Shakespeare’s solution to making contemporary political theatre was to retell
stories based on monarchs who were safely out of the way. Hence ‘Richard the
Third’ is a propaganda exercise about lineage aimed at the Tudors’ archrivals,
the Plantagenets. Queen Elizabeth could sleep soundly at night, especially while
she and her successor King James VI and I had Shakespeare on their side. ‘Macbeth’
is famously a screen for the chaos in London after the Gunpowder Plot of 1605.
Setting it somewhere remote, like Scotland, adds to the romance. This week’s
call from the retro outfit the Australian Monarchist League reminds us of the
wisdom of this quaint law. The law being, royals had to be well dead before
writers dipped the poison pen that finished them off. Elizabeth’s father, King Henry
VIII, was the last monarch dealt with by Shakespeare, though she and James are
everywhere in his plays, once you know where to look. Really, the League is
beleaguered that calls for bans, boycotts, and disclaimers on ‘The Crown’ that
depicts Charles influencing John Major to force Elizabeth to abdicate in the
heir’s favour. It’s not like that in the real world.

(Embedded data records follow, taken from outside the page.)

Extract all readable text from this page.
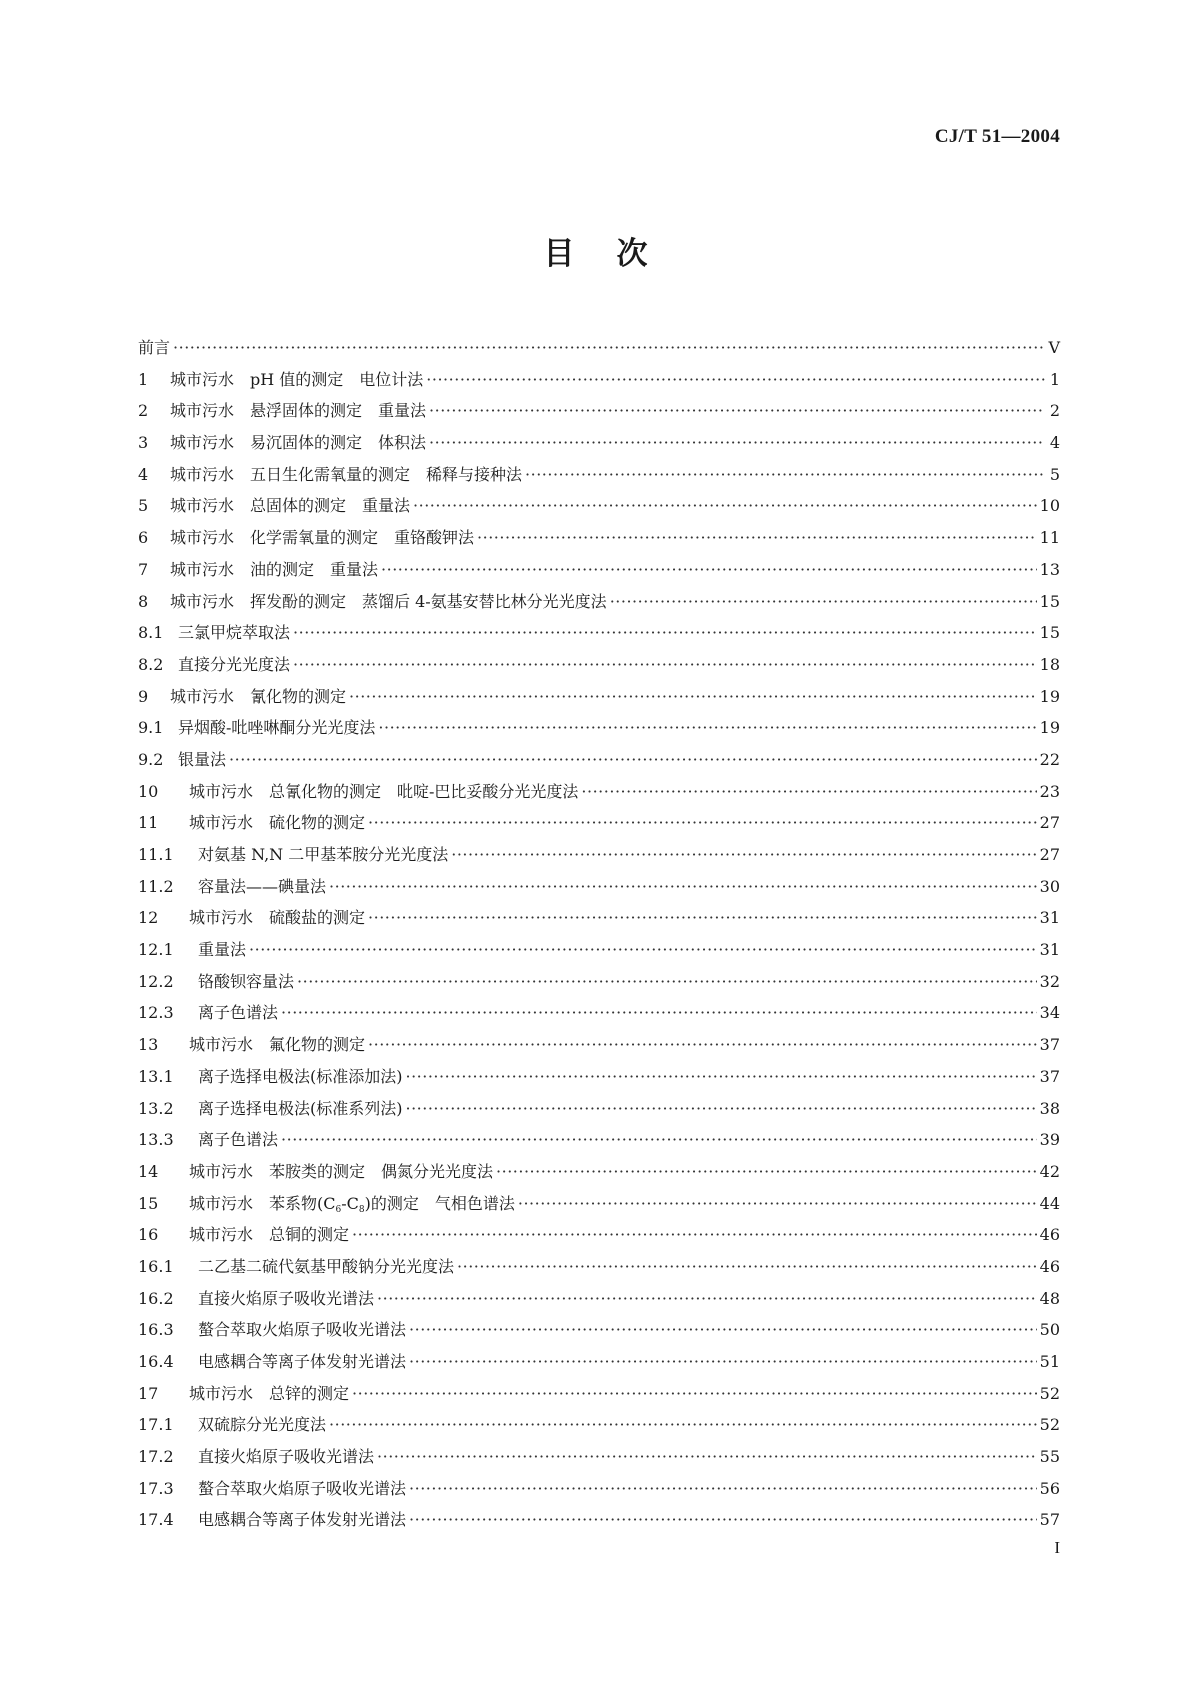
CJ/T 51—2004
目次
前言 ·····	V
1	城市污水　pH 值的测定　电位计法 ·····	1
2	城市污水　悬浮固体的测定　重量法 ·····	2
3	城市污水　易沉固体的测定　体积法 ·····	4
4	城市污水　五日生化需氧量的测定　稀释与接种法 ·····	5
5	城市污水　总固体的测定　重量法 ·····	10
6	城市污水　化学需氧量的测定　重铬酸钾法 ·····	11
7	城市污水　油的测定　重量法 ·····	13
8	城市污水　挥发酚的测定　蒸馏后 4-氨基安替比林分光光度法 ·····	15
8.1 三氯甲烷萃取法 ·····	15
8.2 直接分光光度法 ·····	18
9	城市污水　氰化物的测定 ·····	19
9.1 异烟酸-吡唑啉酮分光光度法 ·····	19
9.2 银量法 ·····	22
10	城市污水　总氰化物的测定　吡啶-巴比妥酸分光光度法 ·····	23
11	城市污水　硫化物的测定 ·····	27
11.1	对氨基 N,N 二甲基苯胺分光光度法 ·····	27
11.2	容量法——碘量法 ·····	30
12	城市污水　硫酸盐的测定 ·····	31
12.1	重量法 ·····	31
12.2	铬酸钡容量法 ·····	32
12.3	离子色谱法 ·····	34
13	城市污水　氟化物的测定 ·····	37
13.1	离子选择电极法(标准添加法) ·····	37
13.2	离子选择电极法(标准系列法) ·····	38
13.3	离子色谱法 ·····	39
14	城市污水　苯胺类的测定　偶氮分光光度法 ·····	42
15	城市污水　苯系物$(C_6-C_8)$的测定　气相色谱法 ·····	44
16	城市污水　总铜的测定 ·····	46
16.1	二乙基二硫代氨基甲酸钠分光光度法 ·····	46
16.2	直接火焰原子吸收光谱法 ·····	48
16.3	螯合萃取火焰原子吸收光谱法 ·····	50
16.4	电感耦合等离子体发射光谱法 ·····	51
17	城市污水　总锌的测定 ·····	52
17.1	双硫腙分光光度法 ·····	52
17.2	直接火焰原子吸收光谱法 ·····	55
17.3	螯合萃取火焰原子吸收光谱法 ·····	56
17.4	电感耦合等离子体发射光谱法 ·····	57
I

Dame Judi Dench’s appeals
for historical accuracy raise eyebrows amongst those who have watched her
perform the inaccuracies of Shakespeare over a lifetime. Richard the Third wasn’t
all bad. The real Macbeth was a nice person. King Charles is a work-in-progress
(exclamation mark), which is another way of saying he is still alive. To plot
against his mother is the stuff of Jacobean drama, very bad propaganda for the
House of Windsor, and of a certainty untrue. But, it’s great theatre! Pity that
our present day Shakespeares cannot contrive a dramatic trigger that not only
is right but feels right. Amongst numerous other reasons why royals (and many
of their subjects) must long for a return of the ‘well dead’ rule are those
trashy royal magazines designed to take the sparkle out of Markle; the
magazines where Kate and Camilla hurl crockery at one another on a daily basis
and it all ends up in tears. It’s a wonder there is any Spode left.